The film crew came to Solomon Schechter to capture scenes of children carrying the small Torah, a handwritten scroll containing the first five books of the Bible, during a prayer service Nov. 15.

"The Tattooed Torah," which will be narrated by Ed Asner, tells the story of a Torah small enough for a child to carry. It was taken from a synagogue in what was then Czechoslovakia by Nazi troops as an artifact for a museum the Germans intended to build, said Marc Bennett, the director and co-writer of the film.

"It was going to be in a museum the Germans planned to build to remind the world of the people they wiped off the face of the earth," Bennett said. "They tattooed Torahs like they tattooed people," he added explaining how the movie and book were named. "They put numbers on everything."

The movie and book tell the story of how the small tattooed Torah got from a warehouse in post-World War II Germany to Northbrook. More than 1,500 were rescued and kept in the Westminster Synagogue in London, said Brett Kopin, the film's other co-writer and Ginsburg's grandson.

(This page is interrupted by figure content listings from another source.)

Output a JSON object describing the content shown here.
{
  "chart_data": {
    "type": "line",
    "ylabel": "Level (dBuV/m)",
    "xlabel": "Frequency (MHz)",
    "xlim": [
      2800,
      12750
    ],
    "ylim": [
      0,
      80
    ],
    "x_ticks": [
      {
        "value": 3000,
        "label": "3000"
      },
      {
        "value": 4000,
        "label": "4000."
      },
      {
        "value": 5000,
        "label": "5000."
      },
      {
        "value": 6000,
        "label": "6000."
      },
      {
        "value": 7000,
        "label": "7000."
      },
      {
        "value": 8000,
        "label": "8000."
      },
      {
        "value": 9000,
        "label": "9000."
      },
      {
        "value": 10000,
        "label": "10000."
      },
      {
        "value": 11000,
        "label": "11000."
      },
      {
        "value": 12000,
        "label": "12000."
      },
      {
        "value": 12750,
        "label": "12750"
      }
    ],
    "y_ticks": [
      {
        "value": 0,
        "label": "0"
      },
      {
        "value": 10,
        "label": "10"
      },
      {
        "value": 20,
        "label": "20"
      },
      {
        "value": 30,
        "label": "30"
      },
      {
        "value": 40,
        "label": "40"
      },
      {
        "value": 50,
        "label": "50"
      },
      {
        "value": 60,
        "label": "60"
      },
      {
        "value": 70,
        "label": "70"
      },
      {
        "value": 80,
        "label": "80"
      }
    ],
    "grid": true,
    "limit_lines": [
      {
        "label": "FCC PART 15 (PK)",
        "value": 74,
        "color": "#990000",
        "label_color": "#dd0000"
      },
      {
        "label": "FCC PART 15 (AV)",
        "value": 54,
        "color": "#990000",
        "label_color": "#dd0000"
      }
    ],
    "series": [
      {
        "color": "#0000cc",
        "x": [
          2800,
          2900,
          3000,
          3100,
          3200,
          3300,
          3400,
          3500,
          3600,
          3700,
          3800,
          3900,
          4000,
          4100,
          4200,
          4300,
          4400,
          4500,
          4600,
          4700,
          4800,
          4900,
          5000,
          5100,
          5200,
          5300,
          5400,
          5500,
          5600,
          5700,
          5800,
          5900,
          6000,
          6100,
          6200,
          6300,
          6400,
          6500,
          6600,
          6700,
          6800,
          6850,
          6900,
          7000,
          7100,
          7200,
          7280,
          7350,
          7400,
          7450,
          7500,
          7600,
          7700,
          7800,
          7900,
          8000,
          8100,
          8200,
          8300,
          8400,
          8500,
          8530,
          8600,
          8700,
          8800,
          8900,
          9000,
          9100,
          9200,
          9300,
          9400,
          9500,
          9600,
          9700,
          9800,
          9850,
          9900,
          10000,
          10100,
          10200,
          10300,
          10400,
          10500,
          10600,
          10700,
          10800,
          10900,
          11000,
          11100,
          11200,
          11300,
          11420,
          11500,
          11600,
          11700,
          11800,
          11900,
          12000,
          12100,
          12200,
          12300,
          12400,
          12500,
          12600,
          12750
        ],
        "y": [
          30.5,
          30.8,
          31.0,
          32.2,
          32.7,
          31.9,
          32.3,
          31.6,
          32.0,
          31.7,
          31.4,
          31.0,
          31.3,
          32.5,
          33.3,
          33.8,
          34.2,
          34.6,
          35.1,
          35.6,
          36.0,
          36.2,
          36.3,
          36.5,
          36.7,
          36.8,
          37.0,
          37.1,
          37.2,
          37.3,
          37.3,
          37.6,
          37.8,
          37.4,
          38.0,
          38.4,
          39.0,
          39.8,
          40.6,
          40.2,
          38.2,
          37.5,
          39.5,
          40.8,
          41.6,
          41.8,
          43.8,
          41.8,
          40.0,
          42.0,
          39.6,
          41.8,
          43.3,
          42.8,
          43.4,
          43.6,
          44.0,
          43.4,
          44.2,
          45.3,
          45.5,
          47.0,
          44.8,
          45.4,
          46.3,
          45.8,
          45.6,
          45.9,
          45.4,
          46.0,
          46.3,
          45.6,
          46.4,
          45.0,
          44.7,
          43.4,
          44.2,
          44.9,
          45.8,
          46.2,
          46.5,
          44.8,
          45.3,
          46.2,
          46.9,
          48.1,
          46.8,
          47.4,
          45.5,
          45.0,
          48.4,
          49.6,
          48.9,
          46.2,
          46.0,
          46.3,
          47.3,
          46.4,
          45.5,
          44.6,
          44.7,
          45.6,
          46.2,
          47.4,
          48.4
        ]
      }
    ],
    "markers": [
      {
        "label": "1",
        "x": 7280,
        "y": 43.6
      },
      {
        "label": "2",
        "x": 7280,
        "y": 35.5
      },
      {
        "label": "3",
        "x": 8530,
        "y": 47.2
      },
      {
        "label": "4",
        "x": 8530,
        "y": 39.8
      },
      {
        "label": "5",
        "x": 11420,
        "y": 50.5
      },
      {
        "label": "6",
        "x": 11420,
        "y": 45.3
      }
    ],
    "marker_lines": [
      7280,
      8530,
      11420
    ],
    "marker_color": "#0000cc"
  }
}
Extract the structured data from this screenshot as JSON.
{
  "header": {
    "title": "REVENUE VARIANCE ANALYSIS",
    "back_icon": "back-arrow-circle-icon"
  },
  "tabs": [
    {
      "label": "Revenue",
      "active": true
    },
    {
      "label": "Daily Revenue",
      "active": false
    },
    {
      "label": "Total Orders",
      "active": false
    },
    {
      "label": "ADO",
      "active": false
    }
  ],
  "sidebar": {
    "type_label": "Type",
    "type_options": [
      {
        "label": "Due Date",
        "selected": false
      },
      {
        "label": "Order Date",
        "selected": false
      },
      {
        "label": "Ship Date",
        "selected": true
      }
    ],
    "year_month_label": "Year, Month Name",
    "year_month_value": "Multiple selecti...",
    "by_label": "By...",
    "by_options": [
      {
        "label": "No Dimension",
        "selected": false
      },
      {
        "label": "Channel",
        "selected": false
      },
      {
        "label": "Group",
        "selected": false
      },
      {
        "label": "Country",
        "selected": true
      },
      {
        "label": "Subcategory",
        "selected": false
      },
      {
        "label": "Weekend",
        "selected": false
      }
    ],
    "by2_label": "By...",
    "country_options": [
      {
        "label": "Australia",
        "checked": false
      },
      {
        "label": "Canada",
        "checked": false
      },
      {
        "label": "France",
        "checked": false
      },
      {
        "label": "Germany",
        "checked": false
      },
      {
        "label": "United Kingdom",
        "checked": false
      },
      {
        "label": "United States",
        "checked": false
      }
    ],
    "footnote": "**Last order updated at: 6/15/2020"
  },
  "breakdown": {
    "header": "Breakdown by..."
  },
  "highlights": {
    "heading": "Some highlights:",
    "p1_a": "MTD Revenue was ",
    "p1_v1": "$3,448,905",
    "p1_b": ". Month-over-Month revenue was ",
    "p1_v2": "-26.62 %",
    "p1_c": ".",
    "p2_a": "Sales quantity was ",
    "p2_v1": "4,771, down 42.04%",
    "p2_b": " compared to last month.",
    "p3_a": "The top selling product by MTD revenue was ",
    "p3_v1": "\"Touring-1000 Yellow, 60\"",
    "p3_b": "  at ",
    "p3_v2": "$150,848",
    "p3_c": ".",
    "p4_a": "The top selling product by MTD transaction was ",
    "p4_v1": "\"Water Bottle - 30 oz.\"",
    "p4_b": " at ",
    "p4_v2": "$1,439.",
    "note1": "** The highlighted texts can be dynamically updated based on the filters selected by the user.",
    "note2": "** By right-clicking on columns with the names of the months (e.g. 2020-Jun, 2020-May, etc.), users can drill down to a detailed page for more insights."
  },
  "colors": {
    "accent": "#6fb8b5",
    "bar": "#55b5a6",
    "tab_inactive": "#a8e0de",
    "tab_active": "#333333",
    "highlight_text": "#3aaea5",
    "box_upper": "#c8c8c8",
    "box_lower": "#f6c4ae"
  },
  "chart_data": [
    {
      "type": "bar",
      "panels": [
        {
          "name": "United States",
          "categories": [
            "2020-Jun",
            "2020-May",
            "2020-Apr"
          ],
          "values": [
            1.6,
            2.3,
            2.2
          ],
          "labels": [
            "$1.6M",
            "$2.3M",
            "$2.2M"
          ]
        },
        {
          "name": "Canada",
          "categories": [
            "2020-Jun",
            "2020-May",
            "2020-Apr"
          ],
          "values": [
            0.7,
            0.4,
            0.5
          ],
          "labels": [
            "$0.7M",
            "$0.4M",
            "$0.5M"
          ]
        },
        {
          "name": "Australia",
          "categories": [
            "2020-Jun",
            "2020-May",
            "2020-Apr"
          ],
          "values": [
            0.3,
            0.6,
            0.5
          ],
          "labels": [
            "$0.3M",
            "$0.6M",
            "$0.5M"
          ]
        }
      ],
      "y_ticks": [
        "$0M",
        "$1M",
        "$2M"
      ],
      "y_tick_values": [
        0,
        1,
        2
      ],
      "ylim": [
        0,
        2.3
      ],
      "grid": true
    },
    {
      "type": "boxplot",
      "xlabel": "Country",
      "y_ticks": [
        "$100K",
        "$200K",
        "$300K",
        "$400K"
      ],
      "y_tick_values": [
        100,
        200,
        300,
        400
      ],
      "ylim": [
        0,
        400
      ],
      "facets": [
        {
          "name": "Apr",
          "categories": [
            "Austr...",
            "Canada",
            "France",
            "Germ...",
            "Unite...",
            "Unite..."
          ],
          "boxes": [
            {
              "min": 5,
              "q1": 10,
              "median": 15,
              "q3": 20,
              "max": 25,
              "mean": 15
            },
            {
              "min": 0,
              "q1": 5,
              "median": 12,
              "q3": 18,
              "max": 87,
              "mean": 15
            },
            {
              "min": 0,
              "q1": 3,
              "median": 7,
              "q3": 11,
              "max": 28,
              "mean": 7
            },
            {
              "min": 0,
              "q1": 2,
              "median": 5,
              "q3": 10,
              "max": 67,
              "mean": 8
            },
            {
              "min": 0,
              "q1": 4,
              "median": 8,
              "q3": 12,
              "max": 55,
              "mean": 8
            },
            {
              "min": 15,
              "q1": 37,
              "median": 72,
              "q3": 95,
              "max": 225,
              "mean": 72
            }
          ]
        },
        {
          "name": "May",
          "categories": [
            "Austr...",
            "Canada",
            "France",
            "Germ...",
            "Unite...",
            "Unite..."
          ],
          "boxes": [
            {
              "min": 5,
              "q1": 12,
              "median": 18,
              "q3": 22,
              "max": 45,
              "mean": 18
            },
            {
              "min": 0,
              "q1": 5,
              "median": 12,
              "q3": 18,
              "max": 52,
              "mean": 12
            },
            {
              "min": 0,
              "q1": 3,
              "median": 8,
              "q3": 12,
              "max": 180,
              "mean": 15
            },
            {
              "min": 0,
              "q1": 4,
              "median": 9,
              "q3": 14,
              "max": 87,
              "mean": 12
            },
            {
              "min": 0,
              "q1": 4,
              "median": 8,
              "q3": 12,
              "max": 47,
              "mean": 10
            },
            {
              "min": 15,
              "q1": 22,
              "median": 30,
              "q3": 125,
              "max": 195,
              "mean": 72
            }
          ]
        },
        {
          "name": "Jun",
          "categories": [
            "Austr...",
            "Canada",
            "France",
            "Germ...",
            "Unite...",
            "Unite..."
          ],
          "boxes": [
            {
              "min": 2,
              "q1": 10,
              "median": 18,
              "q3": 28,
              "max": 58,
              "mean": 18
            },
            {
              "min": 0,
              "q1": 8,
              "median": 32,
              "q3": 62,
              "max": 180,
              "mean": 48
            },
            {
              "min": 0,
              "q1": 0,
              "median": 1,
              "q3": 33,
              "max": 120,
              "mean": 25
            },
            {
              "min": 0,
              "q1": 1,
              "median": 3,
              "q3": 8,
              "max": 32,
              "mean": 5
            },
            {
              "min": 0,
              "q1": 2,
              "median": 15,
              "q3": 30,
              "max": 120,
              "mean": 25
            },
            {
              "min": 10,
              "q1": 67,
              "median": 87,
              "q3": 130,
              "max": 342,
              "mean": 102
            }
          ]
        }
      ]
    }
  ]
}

In 1972, the Torah arrived at Solomon Schechter. Beth Kopin, a Highland Park resident who is Brett Kopin's mother and Ginsburg's daughter, said one of the reasons the scroll was brought to the North Shore was because it is small enough for young children to easily hold.

Jared Nathan, a Solomon Schechter second-grader, is filmed carrying the Torah around the room followed by some of his classmates.

"It was a little heavy, but I felt pretty proud and good," Nathan said. "It made me feel happy," he added, as he knew it was held and read by children long ago.

Turning Ginsburg's book into a movie for children became a mission for Beth Kopin. She said her mother was an esteemed Jewish educator and worked as the director of early childhood Jewish education for the Board of Jewish Education in Chicago.

Beth Kopin met Bennett at a Judaic art fair at Moriah Congregation in Deerfield three years ago. He said he is an artist as well as a filmmaker. Kopin brought him her son's screenplay and Bennett quickly agreed to join the project.

A third-year rabbinical student in Los Angeles, Brett Kopin is a Highland Park native and Schechter alum. He is also a writer but had never taken on a screenplay before. He wrote the first draft of "Tattooed Torah" so his mother could pitch the film to potential directors.

He said he felt like the project brought him closer to his late grandmother.

"I felt we were writing the screenplay together," Brett Kopin said. "I always wanted to write something with my grandmother but never got the chance. I felt she was looking over me and I was thinking what would she think of it."

While teaching a subject like the Holocaust to young children can be a challenge, Beth Kopin said children can understand the story because they have empathy for something they care about being taken away.

"Taking away a little baby Torah is like taking a teddy bear away," Beth Kopin said. "That's the feel."